· Fachbeitrag · Umsatzsteuer
„Kulturkostenzuschüsse“ der öffentlichen Hand sind steuerbar
„Kulturkostenzuschüsse“ der öffentlichen Hand sind steuerbare Entgelte und keine echten Zuschüsse, wenn ein Zusammenhang zwischen den Zahlungen und den Leistungen besteht. Dieser Zusammenhang besteht nach Auffassung des FG Schleswig-Holstein, wenn kulturelle Veranstaltungen im Rahmen einer Betriebspflicht für ein Kulturzentrum durchgeführt werden.
Der Fall vor dem FG Schleswig-Holstein
Im zu entscheidenden Fall hatte eine Stadt den Betrieb eines Kongress- und Veranstaltungszentrums an einen privaten Betreiber übertragen. Die Vereinbarungen sahen vor, dass er neben der Weitervermietung der Räumlichkeiten für Fremdveranstaltungen auch eigene „qualifizierte“ Kulturveranstaltungen in Sparten wie Musik, Sprechtheater, Oper und Operette durchführen sollte.

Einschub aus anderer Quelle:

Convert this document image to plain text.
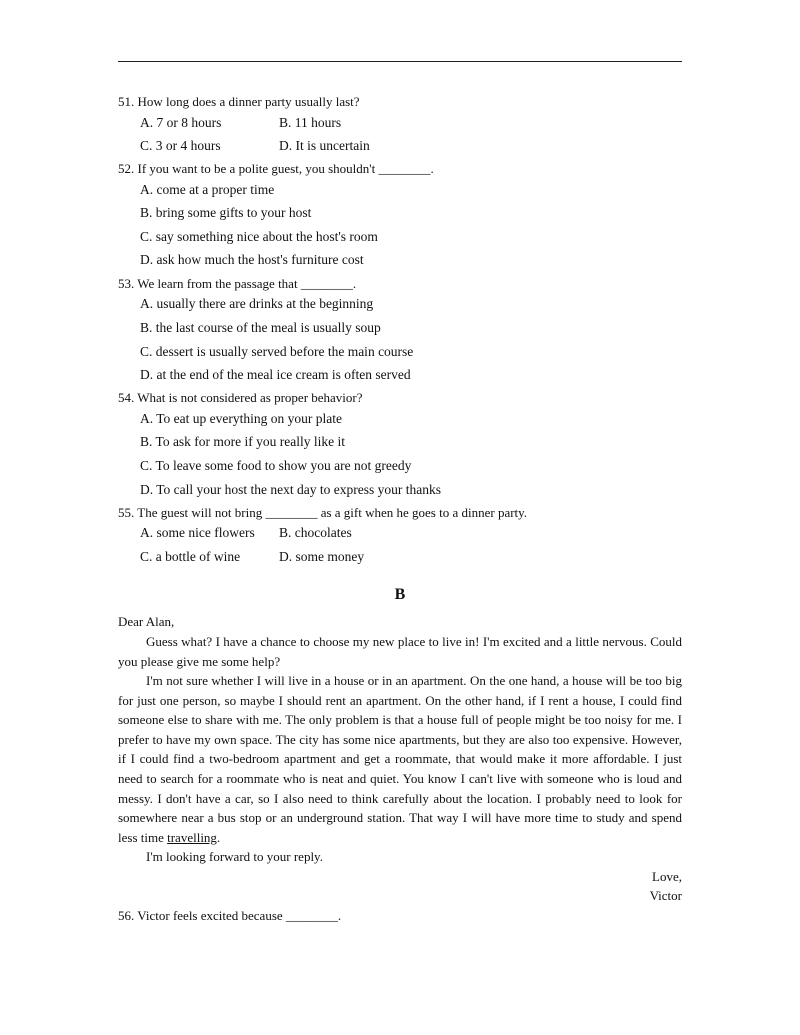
51. How long does a dinner party usually last?
A. 7 or 8 hours	B. 11 hours
C. 3 or 4 hours	D. It is uncertain
52. If you want to be a polite guest, you shouldn't ________.
A. come at a proper time
B. bring some gifts to your host
C. say something nice about the host's room
D. ask how much the host's furniture cost
53. We learn from the passage that ________.
A. usually there are drinks at the beginning
B. the last course of the meal is usually soup
C. dessert is usually served before the main course
D. at the end of the meal ice cream is often served
54. What is not considered as proper behavior?
A. To eat up everything on your plate
B. To ask for more if you really like it
C. To leave some food to show you are not greedy
D. To call your host the next day to express your thanks
55. The guest will not bring ________ as a gift when he goes to a dinner party.
A. some nice flowers B. chocolates
C. a bottle of wine	D. some money
B
Dear Alan,
Guess what? I have a chance to choose my new place to live in! I'm excited and a little nervous. Could
you please give me some help?
I'm not sure whether I will live in a house or in an apartment. On the one hand, a house will be too big
for just one person, so maybe I should rent an apartment. On the other hand, if I rent a house, I could find
someone else to share with me. The only problem is that a house full of people might be too noisy for me. I
prefer to have my own space. The city has some nice apartments, but they are also too expensive. However,
if I could find a two-bedroom apartment and get a roommate, that would make it more affordable. I just
need to search for a roommate who is neat and quiet. You know I can't live with someone who is loud and
messy. I don't have a car, so I also need to think carefully about the location. I probably need to look for
somewhere near a bus stop or an underground station. That way I will have more time to study and spend
less time travelling.
I'm looking forward to your reply.
Love,
Victor
56. Victor feels excited because ________.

Die Stadt zahlte an den Betreiber (= Pächter) als Ausgleich für die übernommenen gemeinwirtschaftlichen Verpflichtungen eine jährliche Ausgleichszahlung. Diese „Kulturkostenzuschüsse“ behandelte der Pächter als nicht der Umsatzsteuer unterliegende „echte“ Zuschüsse.